KUKAR: Kehadiran Asosiasi Petani Kelapa Sawit Indonesia (APKASINDO) selama 25 tahun di Kutai Kartanegara (Kukar), dinilai memberikan kontribusi besar bagi kemajuan petani sawit lokal.
Dinas Lingkungan Hidup dan Kehutanan (DLHK) Kukar, menilai organisasi itu telah memainkan peran penting dalam memperkuat posisi petani sekaligus mendorong praktik perkebunan yang berkelanjutan.
“Selama ini mereka berjalan dengan eksis,” ujar Sekretaris DLHK Kukar, Taupiq, saat ditemui di Kantor DLHK pada Kamis, 30 Oktober 2025.
Taupiq menilai keberadaan APKASINDO menjadi wadah yang efektif dalam memperjuangkan kepentingan petani sawit, terutama dalam hal peningkatan kapasitas dan penguatan ekonomi masyarakat di sektor perkebunan.
Menurutnya, perkembangan industri sawit di Kutai Kartanegara telah menunjukkan kemajuan signifikan selama dua setengah dekade terakhir.
Baik perusahaan besar maupun petani lokal dinilai mampu tumbuh berdampingan dan beradaptasi terhadap dinamika pasar serta regulasi lingkungan yang semakin ketat.
“Sudah 25 tahun perusahaan maupun petani sawit lokal di Kutai Kartanegara sangat maju,” kata Taupiq.
Ia menyebut, sinergi antara perusahaan dan petani menjadi faktor utama keberhasilan tersebut.
Hubungan yang terjalin, lanjutnya, tidak hanya sebatas kerja sama ekonomi, tetapi juga menjadi bentuk kemitraan yang mendorong keberlanjutan usaha di sektor sawit.
Dari sisi lingkungan, DLHK Kukar tengah mencanangkan program kawasan industri hijau di beberapa kecamatan.
Program ini menjadi bagian dari upaya pemerintah daerah untuk menyeimbangkan pertumbuhan ekonomi dengan kelestarian alam.

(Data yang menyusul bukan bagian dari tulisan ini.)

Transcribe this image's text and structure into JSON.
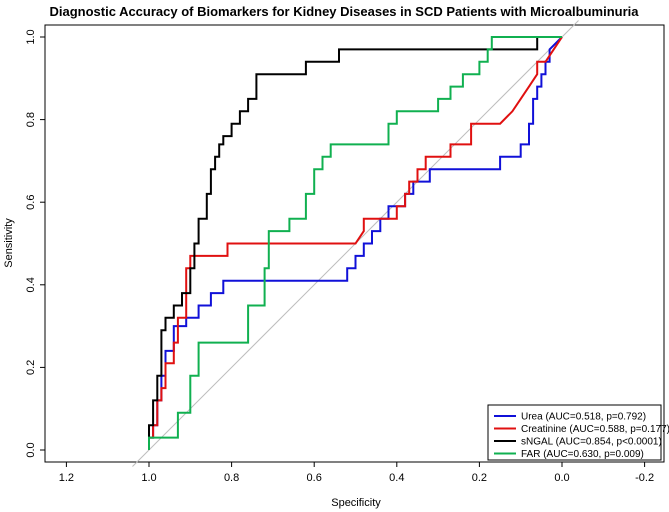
{
  "chart_data": {
    "type": "line",
    "title": "Diagnostic Accuracy of Biomarkers for Kidney Diseases in SCD Patients with Microalbuminuria",
    "xlabel": "Specificity",
    "ylabel": "Sensitivity",
    "xlim": [
      1.2,
      -0.2
    ],
    "ylim": [
      0.0,
      1.0
    ],
    "x_reversed": true,
    "xticks": [
      1.2,
      1.0,
      0.8,
      0.6,
      0.4,
      0.2,
      0.0,
      -0.2
    ],
    "xtick_labels": [
      "1.2",
      "1.0",
      "0.8",
      "0.6",
      "0.4",
      "0.2",
      "0.0",
      "-0.2"
    ],
    "yticks": [
      0.0,
      0.2,
      0.4,
      0.6,
      0.8,
      1.0
    ],
    "ytick_labels": [
      "0.0",
      "0.2",
      "0.4",
      "0.6",
      "0.8",
      "1.0"
    ],
    "reference_line": {
      "from": [
        1.0,
        0.0
      ],
      "to": [
        0.0,
        1.0
      ],
      "color": "#bdbdbd"
    },
    "legend_position": "bottom-right",
    "series": [
      {
        "name": "Urea (AUC=0.518, p=0.792)",
        "color": "#1010d8",
        "x": [
          1.0,
          1.0,
          0.99,
          0.99,
          0.98,
          0.98,
          0.97,
          0.97,
          0.96,
          0.96,
          0.94,
          0.94,
          0.91,
          0.91,
          0.88,
          0.88,
          0.85,
          0.85,
          0.82,
          0.82,
          0.8,
          0.8,
          0.71,
          0.71,
          0.52,
          0.52,
          0.5,
          0.5,
          0.48,
          0.48,
          0.46,
          0.46,
          0.44,
          0.44,
          0.42,
          0.42,
          0.4,
          0.4,
          0.38,
          0.38,
          0.36,
          0.36,
          0.34,
          0.34,
          0.32,
          0.32,
          0.3,
          0.3,
          0.28,
          0.28,
          0.15,
          0.15,
          0.1,
          0.1,
          0.08,
          0.08,
          0.07,
          0.07,
          0.06,
          0.06,
          0.05,
          0.05,
          0.04,
          0.04,
          0.03,
          0.03,
          0.0
        ],
        "y": [
          0.0,
          0.03,
          0.03,
          0.06,
          0.06,
          0.12,
          0.12,
          0.18,
          0.18,
          0.24,
          0.24,
          0.3,
          0.3,
          0.32,
          0.32,
          0.35,
          0.35,
          0.38,
          0.38,
          0.41,
          0.41,
          0.41,
          0.41,
          0.41,
          0.41,
          0.44,
          0.44,
          0.47,
          0.47,
          0.5,
          0.5,
          0.53,
          0.53,
          0.56,
          0.56,
          0.59,
          0.59,
          0.59,
          0.59,
          0.62,
          0.62,
          0.65,
          0.65,
          0.65,
          0.65,
          0.68,
          0.68,
          0.68,
          0.68,
          0.68,
          0.68,
          0.71,
          0.71,
          0.74,
          0.74,
          0.79,
          0.79,
          0.85,
          0.85,
          0.88,
          0.88,
          0.91,
          0.91,
          0.94,
          0.94,
          0.97,
          1.0
        ]
      },
      {
        "name": "Creatinine (AUC=0.588, p=0.177)",
        "color": "#e01010",
        "x": [
          1.0,
          1.0,
          0.99,
          0.99,
          0.98,
          0.98,
          0.97,
          0.97,
          0.96,
          0.96,
          0.94,
          0.94,
          0.93,
          0.93,
          0.91,
          0.91,
          0.9,
          0.9,
          0.89,
          0.89,
          0.81,
          0.81,
          0.5,
          0.48,
          0.48,
          0.42,
          0.4,
          0.4,
          0.38,
          0.38,
          0.37,
          0.37,
          0.35,
          0.35,
          0.33,
          0.33,
          0.3,
          0.3,
          0.27,
          0.27,
          0.22,
          0.22,
          0.15,
          0.12,
          0.1,
          0.08,
          0.06,
          0.06,
          0.04,
          0.02,
          0.0
        ],
        "y": [
          0.0,
          0.03,
          0.03,
          0.06,
          0.06,
          0.12,
          0.12,
          0.15,
          0.15,
          0.21,
          0.21,
          0.26,
          0.26,
          0.32,
          0.32,
          0.44,
          0.44,
          0.47,
          0.47,
          0.47,
          0.47,
          0.5,
          0.5,
          0.53,
          0.56,
          0.56,
          0.56,
          0.59,
          0.59,
          0.62,
          0.62,
          0.65,
          0.65,
          0.68,
          0.68,
          0.71,
          0.71,
          0.71,
          0.71,
          0.74,
          0.74,
          0.79,
          0.79,
          0.82,
          0.85,
          0.88,
          0.91,
          0.94,
          0.94,
          0.97,
          1.0
        ]
      },
      {
        "name": "sNGAL (AUC=0.854, p<0.0001)",
        "color": "#000000",
        "x": [
          1.0,
          1.0,
          0.99,
          0.99,
          0.98,
          0.98,
          0.97,
          0.97,
          0.96,
          0.96,
          0.94,
          0.94,
          0.92,
          0.92,
          0.9,
          0.9,
          0.89,
          0.89,
          0.88,
          0.88,
          0.86,
          0.86,
          0.85,
          0.85,
          0.84,
          0.84,
          0.83,
          0.83,
          0.82,
          0.82,
          0.81,
          0.81,
          0.8,
          0.8,
          0.78,
          0.78,
          0.76,
          0.76,
          0.74,
          0.74,
          0.65,
          0.65,
          0.62,
          0.62,
          0.54,
          0.54,
          0.06,
          0.06,
          0.0
        ],
        "y": [
          0.0,
          0.06,
          0.06,
          0.12,
          0.12,
          0.18,
          0.18,
          0.29,
          0.29,
          0.32,
          0.32,
          0.35,
          0.35,
          0.38,
          0.38,
          0.44,
          0.44,
          0.5,
          0.5,
          0.56,
          0.56,
          0.62,
          0.62,
          0.68,
          0.68,
          0.71,
          0.71,
          0.74,
          0.74,
          0.76,
          0.76,
          0.76,
          0.76,
          0.79,
          0.79,
          0.82,
          0.82,
          0.85,
          0.85,
          0.91,
          0.91,
          0.91,
          0.91,
          0.94,
          0.94,
          0.97,
          0.97,
          1.0,
          1.0
        ]
      },
      {
        "name": "FAR (AUC=0.630, p=0.009)",
        "color": "#10b050",
        "x": [
          1.0,
          1.0,
          0.99,
          0.99,
          0.93,
          0.93,
          0.9,
          0.9,
          0.88,
          0.88,
          0.76,
          0.76,
          0.72,
          0.72,
          0.71,
          0.71,
          0.66,
          0.66,
          0.62,
          0.62,
          0.6,
          0.6,
          0.58,
          0.58,
          0.56,
          0.56,
          0.55,
          0.55,
          0.42,
          0.42,
          0.4,
          0.4,
          0.3,
          0.3,
          0.27,
          0.27,
          0.24,
          0.24,
          0.2,
          0.2,
          0.18,
          0.18,
          0.17,
          0.17,
          0.06,
          0.06,
          0.0
        ],
        "y": [
          0.0,
          0.03,
          0.03,
          0.03,
          0.03,
          0.09,
          0.09,
          0.18,
          0.18,
          0.26,
          0.26,
          0.35,
          0.35,
          0.44,
          0.44,
          0.53,
          0.53,
          0.56,
          0.56,
          0.62,
          0.62,
          0.68,
          0.68,
          0.71,
          0.71,
          0.74,
          0.74,
          0.74,
          0.74,
          0.79,
          0.79,
          0.82,
          0.82,
          0.85,
          0.85,
          0.88,
          0.88,
          0.91,
          0.91,
          0.94,
          0.94,
          0.97,
          0.97,
          1.0,
          1.0,
          1.0,
          1.0
        ]
      }
    ]
  }
}
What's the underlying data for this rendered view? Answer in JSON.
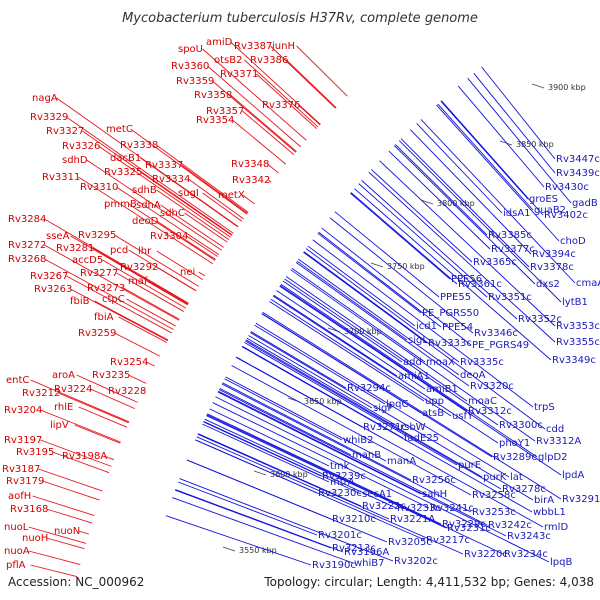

“Kami sudah melakukan sosialisasi terkait industri hijau. Kami mengumpulkan petani sawit yang terhimpun dalam wadah koperasi,” ungkap Taupiq.
Ia menambahkan, pendekatan itu dimaksudkan agar para petani memahami pentingnya pengelolaan sawit yang berwawasan lingkungan.
DLHK juga mendorong agar setiap pelaku usaha sawit, baik perusahaan maupun koperasi, memiliki sertifikasi dari Lembaga Sertifikasi Produk (LSPro).
Sertifikasi tersebut merupakan bentuk penilaian terhadap kesesuaian usaha industri sawit dengan Standar Nasional Indonesia (SNI) yang menjamin mutu produk dan keberlanjutan pengelolaan lingkungan.
“Kami juga memberikan sosialisasi terkait itu, bukan cuma perusahaan tetapi petani lokal melalui koperasi juga harus memiliki syarat-syarat itu,” kata Taupiq.
Ia menegaskan bahwa sertifikasi menjadi kebutuhan penting bagi pelaku usaha sawit agar mampu menembus pasar global.
“Pasar di luar membutuhkan kalau mau membeli sawit, perusahaan atau koperasi harus memiliki sertifikasi itu,” sebutnya.
Sertifikasi tersebut juga mencakup pengelolaan limbah industri, salah satu aspek penting dalam penerapan prinsip industri hijau.
Lebih jauh, Taupiq berharap agar APKASINDO terus menjaga komitmen dalam mendampingi para petani sawit untuk mengelola kebun secara benar dan berkelanjutan.
“Kita berharap APKASINDO ini bisa tetap berjuang terus bagaimana bisa memberikan pencerahan kepada masyarakat petani sawit kita dalam rangka pengelolaan sawit yang benar,” tuturnya.
Pemerintah daerah menilai, keberlanjutan sektor sawit di Kutai Kartanegara hanya bisa terwujud melalui kolaborasi erat antara pemerintah, asosiasi petani, dan perusahaan.
Dengan sinergi tersebut, Kutai Kartanegara diharapkan mampu menjadi contoh daerah penghasil sawit yang tidak hanya unggul dari sisi produksi, tetapi juga memiliki komitmen kuat terhadap perlindungan lingkungan.